Moreover, a number of NGO experts are afraid that the “clarification of the definition” will lead to an even more severe clampdown by officials.

For example, chair of the board of the International Society Memorial, the historian Arseny Roginsky is seriously concerned that the working group will come up with an excessively broad definition of political activity, similar to the definition that has been in official use hitherto and against which many NGOs have protested.

“Imagine we are ecologists and we call for the cancellation of plans to extend a pipeline across land which is very important for environmental protection – does this come under political activity? We are getting mixed up in government policy and appealing to government bodies,” he told Kommersant. “Or take the monitoring of elections which is undertaken in the interests of the whole of society, not in the interests of any one political group. I do not agree that this is political activity.”
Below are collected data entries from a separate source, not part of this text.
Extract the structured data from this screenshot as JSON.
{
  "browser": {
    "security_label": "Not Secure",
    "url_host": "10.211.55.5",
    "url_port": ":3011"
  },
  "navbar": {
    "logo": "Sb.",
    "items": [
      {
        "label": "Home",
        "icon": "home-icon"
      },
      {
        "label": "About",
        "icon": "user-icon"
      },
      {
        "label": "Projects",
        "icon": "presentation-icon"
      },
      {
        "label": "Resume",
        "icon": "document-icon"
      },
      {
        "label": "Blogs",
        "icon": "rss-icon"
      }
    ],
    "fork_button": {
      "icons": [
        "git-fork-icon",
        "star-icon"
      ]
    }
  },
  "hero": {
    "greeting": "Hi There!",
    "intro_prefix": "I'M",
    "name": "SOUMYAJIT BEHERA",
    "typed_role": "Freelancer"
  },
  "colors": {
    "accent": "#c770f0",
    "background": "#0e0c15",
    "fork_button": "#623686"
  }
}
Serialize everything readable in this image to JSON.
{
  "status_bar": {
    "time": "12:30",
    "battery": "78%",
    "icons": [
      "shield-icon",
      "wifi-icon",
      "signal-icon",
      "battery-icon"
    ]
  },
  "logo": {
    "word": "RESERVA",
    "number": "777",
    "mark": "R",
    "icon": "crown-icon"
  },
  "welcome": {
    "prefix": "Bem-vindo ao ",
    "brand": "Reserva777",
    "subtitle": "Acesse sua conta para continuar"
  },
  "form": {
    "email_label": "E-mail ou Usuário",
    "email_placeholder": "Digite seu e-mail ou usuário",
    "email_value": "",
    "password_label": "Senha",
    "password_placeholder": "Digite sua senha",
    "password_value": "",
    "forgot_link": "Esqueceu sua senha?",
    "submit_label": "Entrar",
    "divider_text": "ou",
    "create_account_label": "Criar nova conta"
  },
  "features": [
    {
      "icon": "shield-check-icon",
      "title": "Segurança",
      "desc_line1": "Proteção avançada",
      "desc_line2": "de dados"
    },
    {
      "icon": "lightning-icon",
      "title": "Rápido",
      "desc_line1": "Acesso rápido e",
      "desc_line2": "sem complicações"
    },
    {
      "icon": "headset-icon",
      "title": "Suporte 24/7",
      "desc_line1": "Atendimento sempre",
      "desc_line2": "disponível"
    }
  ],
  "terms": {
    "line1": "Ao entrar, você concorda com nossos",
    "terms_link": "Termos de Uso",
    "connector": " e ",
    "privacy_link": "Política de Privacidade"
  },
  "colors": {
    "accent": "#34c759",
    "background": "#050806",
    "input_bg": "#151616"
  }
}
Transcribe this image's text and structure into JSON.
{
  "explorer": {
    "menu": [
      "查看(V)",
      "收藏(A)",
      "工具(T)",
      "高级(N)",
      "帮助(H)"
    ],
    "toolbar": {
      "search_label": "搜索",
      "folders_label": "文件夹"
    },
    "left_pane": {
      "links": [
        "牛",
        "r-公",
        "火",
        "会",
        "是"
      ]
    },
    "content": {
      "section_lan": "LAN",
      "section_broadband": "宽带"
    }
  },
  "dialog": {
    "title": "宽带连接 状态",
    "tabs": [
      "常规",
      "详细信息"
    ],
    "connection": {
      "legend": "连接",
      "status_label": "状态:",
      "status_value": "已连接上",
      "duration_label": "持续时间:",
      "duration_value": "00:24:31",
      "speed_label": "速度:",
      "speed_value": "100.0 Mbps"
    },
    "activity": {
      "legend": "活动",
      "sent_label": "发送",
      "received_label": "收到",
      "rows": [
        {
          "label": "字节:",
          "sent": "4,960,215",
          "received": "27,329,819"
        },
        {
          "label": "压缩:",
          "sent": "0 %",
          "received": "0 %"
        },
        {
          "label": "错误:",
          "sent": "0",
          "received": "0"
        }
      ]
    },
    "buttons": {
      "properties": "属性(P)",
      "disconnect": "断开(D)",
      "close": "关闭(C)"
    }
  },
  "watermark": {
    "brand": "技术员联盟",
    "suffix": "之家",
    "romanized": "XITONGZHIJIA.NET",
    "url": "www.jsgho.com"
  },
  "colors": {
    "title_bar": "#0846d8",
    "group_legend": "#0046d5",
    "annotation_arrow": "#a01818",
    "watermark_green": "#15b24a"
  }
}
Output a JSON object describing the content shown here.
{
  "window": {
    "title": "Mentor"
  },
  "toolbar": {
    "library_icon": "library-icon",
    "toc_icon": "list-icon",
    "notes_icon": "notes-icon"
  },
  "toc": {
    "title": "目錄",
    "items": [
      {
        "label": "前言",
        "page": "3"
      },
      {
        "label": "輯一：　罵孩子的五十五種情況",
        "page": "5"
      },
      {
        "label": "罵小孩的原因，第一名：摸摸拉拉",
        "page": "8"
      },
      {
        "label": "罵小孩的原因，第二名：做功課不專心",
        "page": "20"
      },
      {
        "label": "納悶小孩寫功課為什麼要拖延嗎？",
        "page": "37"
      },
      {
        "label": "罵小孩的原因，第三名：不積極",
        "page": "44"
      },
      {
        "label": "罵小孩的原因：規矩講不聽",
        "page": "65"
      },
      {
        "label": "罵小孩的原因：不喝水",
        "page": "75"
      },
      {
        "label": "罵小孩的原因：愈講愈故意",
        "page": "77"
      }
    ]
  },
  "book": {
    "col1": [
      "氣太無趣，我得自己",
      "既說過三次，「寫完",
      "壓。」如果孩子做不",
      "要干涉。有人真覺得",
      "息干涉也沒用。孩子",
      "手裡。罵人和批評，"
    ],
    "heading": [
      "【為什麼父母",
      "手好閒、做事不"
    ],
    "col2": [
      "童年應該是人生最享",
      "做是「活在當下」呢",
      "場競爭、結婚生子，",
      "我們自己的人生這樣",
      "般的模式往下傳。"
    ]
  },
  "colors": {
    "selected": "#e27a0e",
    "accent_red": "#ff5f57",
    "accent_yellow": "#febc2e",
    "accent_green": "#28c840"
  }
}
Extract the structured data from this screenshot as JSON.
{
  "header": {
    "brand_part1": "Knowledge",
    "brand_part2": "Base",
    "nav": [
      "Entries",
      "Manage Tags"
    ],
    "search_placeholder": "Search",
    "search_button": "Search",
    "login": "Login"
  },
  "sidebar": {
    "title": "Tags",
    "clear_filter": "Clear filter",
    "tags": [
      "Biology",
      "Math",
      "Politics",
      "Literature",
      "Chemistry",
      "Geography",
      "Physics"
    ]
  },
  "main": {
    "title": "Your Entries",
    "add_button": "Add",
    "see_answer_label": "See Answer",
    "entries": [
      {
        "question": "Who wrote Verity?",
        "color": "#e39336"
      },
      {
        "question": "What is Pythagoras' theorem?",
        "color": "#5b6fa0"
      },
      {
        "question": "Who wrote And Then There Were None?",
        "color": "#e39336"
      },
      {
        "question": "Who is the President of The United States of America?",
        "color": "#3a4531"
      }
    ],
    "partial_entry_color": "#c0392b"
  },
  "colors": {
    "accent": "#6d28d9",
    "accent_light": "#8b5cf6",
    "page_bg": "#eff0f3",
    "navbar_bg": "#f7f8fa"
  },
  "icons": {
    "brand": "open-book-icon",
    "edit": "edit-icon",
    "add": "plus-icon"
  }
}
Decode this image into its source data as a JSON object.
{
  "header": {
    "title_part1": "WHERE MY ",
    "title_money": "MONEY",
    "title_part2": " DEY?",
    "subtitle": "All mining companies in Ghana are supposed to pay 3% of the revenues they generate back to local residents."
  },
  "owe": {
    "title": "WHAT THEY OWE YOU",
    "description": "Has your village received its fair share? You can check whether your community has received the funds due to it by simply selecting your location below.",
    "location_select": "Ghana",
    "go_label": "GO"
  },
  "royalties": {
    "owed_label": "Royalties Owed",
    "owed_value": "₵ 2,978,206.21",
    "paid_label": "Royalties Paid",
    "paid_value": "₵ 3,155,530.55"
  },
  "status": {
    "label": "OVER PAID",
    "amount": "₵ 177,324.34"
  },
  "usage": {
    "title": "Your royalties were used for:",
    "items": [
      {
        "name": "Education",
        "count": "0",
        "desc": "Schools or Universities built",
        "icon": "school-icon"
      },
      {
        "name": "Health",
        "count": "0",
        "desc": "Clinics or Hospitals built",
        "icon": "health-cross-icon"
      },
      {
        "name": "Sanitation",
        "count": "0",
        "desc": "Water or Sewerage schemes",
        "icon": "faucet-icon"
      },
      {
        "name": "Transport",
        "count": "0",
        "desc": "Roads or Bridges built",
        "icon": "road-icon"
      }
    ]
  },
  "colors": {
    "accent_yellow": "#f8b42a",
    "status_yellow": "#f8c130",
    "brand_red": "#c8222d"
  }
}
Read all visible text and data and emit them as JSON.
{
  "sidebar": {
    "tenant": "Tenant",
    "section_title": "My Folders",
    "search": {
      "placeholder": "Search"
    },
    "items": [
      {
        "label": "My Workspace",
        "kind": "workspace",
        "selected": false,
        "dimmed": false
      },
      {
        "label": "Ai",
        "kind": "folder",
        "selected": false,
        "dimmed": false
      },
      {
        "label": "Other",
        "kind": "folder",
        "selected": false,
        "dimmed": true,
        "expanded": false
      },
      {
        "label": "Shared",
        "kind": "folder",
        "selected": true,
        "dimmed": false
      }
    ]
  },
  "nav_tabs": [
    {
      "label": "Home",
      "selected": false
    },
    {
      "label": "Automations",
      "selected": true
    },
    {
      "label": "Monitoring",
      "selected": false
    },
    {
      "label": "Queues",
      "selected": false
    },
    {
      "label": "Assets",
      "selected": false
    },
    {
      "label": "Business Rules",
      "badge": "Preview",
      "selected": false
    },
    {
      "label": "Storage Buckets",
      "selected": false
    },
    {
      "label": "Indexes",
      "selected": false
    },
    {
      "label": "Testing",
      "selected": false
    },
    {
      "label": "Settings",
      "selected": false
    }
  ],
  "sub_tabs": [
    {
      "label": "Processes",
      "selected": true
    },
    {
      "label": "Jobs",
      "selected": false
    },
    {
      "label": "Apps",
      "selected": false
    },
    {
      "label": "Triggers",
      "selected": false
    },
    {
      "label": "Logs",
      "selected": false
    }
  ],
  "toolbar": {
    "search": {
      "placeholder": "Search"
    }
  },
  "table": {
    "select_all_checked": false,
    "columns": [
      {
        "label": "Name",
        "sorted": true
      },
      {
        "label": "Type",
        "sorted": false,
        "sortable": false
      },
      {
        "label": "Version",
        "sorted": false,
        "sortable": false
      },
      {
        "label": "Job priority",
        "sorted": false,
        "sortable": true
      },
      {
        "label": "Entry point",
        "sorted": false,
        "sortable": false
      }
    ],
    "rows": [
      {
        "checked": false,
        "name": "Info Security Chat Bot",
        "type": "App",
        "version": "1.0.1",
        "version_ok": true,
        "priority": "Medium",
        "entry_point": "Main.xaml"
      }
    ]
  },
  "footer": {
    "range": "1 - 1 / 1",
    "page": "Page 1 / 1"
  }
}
The director of Public Verdict Foundation, Natalya Taubina, writes in her Facebook blog: “So does anyone really hope for a positive outcome? Has anyone taken this latest promise as a move for the better?”

But in response, they now want to cast in stone the corrupt, completely arbitrary, all-inclusive practice of previous years as the legal norm. It is exactly the kind of development that we should expect.”

Director of the Sakharov Centre in Moscow, Sergei Lukashevsky, reacted to the announcements from the presidential administration as follows: “It’s a new Russian dictionary.” “To concretize means to change one lot of demagogic rubbish for another, more detailed one”. Educational activity in the sphere of human rights and freedoms, according to the draft definition of the working group is politics, while science, culture and art are not politics. OK. Then how should a teaching course in liberal philosophy be defined? Or, what’s more, a course on Russian history? And as for the topic of contemporary art, I shan’t even mention it. In the terms of political interest, the law on “foreign agents” is easily described, but it cannot be described at all in terms of legal logic, or even logic in general.”

The International Memorial Society has emphasised in a special statement on the issue:

“….. The general concept underlying the law on ‘foreign agents’ does not in essence comply with the the principle of the supremacy of the law. There is not one problem that this law would resolve. The aims of its instigators were deeply political and opportunistic, and its definitions introduce a self-evident legal uncertainty. The law on ‘foreign agents’ in practice introduces a presumption of guilt with regard to an artificially distinguished group of organisations…”

Russian NGOs have repeatedly expressed their disagreement with the law and have appealed against it, including an application to the European Court of Human Rights. Human rights activists emphasise that the law is of a clearly discriminatory nature, and has an extremely negative historical context.

However, discrimination against independent non-profits in Russia continues.